CANAIMA, Venezuela (Reuters) – Venezuela’s army has evicted thousands of people from makeshift towns in one of the world’s most pristine jungles, where wildcat miners lured by high gold prices rip up the land for the precious metal.
From the air, abandoned camps look like yellow scars in the vast forest canopy after an offensive over the last two months that shut hundreds of mines, which the army says produced twice Venezuela’s official gold output, along with other minerals.
“We have stopped them producing of 1 tonne of gold and 5,000 karats of diamonds every month,” General Henry Rangel, said during a recent visit to a camp, only a few minutes flight from the world’s tallest waterfall, Angel Falls.
The camp, called El Triunfo, was littered with empty barrels of the fuel used to power the miners’ powerful water pumps, which churn up topsoil in the search for gold.
Rangel heads the operation against illegal mining in the Caura River basin, known for its biological diversity, and where jungle camps speedily spring up with hotels, bars and other services after a gold strike.
“When a gold rush starts, brothels open up even before food stores,” said Alfredo Villanueva, a wildcat mining leader.
Earlier in June, soldiers found 1,000 miners working in one such camp, where they had built a church, a brothel and a barbershop, and light aircraft flew in and out with supplies. Now only soldiers and stray dogs occupy it.
“We have even taken apart aviation workshops and heavy machinery,” said Defense Minister Carlos Mata, who expressed surprise at the sophistication of El Triunfo camp, one of 357 destroyed by the army, which has evicted 10,000 people.
The socialist government of President Hugo Chavez has for years swung between tolerating illegal mining and trying to end it. In 2006, several miners died in clashes with troops.
Chavez has also dithered about how to develop the gold industry in South America’s top oil exporter, which has some of the region’s largest deposits of the metal.
Caracas has struggled for decades to develop the 17-million-ounce Las Cristinas project, which is itself partly occupied by wildcat miners.
Experts say run-off of mercury, which is used to pull out gold flakes from the churned soil, is worrying, but they are also concerned with the impact on rivers and on ethnic groups, such as the Ye’kwana, Sanema and Hoti Indians who live in the Caura Basin in the south, near Brazil and Guyana.
“The most obvious impact is a virtual ‘nuking’ of sensitive riparian habitats with high-pressure water hoses,” said William Laurance, co-chair of the Conservation Committee of the Association for Tropical Biology and Conservation.

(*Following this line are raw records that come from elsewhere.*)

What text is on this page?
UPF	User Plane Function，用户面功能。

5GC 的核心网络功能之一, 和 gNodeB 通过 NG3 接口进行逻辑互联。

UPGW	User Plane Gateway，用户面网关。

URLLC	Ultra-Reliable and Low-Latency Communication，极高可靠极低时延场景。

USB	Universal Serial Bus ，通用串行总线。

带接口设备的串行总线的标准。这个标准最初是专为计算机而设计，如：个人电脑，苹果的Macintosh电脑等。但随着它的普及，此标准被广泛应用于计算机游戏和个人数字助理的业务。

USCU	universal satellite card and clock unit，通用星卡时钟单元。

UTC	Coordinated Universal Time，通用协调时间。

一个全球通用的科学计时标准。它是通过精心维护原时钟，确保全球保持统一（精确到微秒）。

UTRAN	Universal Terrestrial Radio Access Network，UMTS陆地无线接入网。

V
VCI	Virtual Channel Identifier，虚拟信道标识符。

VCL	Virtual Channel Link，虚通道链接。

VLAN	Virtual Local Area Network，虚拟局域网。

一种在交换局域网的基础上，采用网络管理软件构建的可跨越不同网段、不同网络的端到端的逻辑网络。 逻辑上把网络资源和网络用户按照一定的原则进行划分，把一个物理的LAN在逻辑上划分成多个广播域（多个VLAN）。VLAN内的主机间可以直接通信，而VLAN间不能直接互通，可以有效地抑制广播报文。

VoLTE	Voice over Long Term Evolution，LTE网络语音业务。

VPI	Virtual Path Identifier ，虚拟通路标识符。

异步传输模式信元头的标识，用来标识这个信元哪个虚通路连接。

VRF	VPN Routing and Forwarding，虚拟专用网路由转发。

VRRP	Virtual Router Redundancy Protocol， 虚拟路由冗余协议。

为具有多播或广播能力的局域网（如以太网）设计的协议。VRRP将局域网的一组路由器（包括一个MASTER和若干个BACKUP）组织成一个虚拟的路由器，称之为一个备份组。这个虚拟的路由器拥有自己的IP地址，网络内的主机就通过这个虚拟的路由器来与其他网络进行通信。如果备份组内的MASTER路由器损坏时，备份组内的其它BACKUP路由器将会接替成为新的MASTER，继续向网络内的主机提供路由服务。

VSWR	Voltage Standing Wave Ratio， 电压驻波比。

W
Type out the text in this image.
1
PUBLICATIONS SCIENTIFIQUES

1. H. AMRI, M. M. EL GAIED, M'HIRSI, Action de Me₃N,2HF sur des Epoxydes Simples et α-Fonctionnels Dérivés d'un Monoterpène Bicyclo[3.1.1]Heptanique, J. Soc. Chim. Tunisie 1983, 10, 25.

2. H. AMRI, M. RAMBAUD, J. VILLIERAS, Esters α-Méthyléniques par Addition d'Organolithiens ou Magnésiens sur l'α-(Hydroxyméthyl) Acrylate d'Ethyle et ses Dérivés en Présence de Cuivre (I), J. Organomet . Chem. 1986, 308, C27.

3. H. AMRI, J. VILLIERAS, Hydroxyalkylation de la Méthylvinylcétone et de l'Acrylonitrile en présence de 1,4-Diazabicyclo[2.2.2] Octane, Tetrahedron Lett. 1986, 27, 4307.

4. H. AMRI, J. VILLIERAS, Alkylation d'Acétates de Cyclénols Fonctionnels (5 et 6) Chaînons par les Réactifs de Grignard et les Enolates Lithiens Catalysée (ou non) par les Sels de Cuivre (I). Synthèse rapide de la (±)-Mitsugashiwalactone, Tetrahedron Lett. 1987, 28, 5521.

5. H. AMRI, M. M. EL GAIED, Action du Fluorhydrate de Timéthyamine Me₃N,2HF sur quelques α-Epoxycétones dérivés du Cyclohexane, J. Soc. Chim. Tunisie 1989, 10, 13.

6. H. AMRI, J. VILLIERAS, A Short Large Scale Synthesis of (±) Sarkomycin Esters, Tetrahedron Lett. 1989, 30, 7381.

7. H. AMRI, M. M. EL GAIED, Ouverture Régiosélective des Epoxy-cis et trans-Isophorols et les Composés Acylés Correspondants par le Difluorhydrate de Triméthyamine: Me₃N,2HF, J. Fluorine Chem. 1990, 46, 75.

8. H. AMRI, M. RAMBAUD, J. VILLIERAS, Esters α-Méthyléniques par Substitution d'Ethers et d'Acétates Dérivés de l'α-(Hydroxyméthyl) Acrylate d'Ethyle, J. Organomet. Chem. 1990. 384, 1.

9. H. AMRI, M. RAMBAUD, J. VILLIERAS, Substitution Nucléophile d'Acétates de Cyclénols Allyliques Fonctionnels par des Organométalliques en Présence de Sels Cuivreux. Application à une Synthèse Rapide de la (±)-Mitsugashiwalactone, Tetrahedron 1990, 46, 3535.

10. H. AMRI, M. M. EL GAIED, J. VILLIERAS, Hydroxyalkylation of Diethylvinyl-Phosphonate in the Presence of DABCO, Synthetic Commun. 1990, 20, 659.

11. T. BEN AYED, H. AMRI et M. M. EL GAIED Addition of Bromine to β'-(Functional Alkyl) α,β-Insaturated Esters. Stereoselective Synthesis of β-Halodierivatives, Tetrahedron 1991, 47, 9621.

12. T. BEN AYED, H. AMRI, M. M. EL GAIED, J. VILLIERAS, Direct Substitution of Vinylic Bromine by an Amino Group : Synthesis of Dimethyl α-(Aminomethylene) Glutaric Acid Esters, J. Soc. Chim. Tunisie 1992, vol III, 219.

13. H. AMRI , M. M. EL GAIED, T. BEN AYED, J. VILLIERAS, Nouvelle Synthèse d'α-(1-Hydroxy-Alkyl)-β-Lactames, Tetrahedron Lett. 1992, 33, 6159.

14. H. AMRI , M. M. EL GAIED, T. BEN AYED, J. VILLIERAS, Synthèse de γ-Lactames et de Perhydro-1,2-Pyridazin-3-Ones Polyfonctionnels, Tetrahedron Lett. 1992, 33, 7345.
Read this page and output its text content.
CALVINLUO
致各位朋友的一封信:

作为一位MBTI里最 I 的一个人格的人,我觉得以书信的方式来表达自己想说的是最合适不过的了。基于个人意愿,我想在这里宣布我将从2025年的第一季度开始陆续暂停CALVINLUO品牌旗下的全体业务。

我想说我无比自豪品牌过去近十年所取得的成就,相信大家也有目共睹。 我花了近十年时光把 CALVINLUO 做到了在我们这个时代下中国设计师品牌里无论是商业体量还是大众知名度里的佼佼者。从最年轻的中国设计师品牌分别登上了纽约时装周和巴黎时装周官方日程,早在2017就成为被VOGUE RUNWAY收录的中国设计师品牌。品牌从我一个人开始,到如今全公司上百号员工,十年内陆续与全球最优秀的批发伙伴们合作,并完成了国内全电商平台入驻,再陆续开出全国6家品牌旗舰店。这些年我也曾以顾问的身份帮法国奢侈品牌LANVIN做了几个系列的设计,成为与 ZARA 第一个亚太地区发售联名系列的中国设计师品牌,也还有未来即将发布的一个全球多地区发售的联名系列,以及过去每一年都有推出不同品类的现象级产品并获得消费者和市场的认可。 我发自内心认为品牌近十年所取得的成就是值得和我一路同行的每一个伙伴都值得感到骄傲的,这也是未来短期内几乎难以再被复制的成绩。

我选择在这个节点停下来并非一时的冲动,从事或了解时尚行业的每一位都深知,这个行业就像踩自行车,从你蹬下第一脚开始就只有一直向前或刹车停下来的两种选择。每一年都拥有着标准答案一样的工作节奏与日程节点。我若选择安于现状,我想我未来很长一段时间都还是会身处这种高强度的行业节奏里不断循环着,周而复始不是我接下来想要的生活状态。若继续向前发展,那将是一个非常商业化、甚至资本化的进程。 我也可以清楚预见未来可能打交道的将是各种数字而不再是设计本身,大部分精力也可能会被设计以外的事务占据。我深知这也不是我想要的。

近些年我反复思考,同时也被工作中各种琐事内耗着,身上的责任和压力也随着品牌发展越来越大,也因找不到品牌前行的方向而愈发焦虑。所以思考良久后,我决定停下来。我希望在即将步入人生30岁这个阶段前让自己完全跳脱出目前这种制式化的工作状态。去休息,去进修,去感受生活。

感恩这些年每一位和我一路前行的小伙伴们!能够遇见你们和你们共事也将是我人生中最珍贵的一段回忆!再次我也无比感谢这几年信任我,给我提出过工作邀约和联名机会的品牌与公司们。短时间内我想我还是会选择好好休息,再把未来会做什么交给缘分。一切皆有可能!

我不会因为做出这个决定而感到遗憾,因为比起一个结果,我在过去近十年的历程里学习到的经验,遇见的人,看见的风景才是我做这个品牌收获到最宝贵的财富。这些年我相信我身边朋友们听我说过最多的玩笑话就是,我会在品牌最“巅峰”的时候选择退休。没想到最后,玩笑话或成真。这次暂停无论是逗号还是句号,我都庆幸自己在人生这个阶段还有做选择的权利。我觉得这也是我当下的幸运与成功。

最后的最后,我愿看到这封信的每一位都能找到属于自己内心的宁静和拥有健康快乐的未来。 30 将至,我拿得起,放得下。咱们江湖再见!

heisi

A riparian zone refers to the banks and other land around a river or stream.
“It causes massive sedimentation of rivers, decimating fisheries and greatly reducing the quality of drinking water for local communities.”
Rivers in the region such as the Paragua, which is also mined, feed Venezuela’s vast Guri hydroelectric dam, and researchers warn sediment may reduce the dam’s useful life.
Rangel said the military operation would be permanent, but experts doubt that the government can control the gold rush, with prices above $1,000 an ounce . “You’re trying to hold the water back really, as long as gold continues its climb upward,” said David Hammond, a forestry expert who has written extensively on the Guyana Shield forests to which the Caura Basin belongs.
“Gold is being used by financial markets as part of the global economy,” Hammond said. “That gold is coming from remote frontiers that are responding accordingly.”
Researches say that the price for the yellow metal has also worsened illegal mining in other Latin American nations, including Brazil and Guyana.
“When prices went up, so did mining activity,” said wildcat miner Villanueva, who accused soldiers and politicians of stealing funds meant to help stop illegal mining.
“The gold produced down here slips out on back roads to Brazil, it leaves no benefits for the Venezuela state.”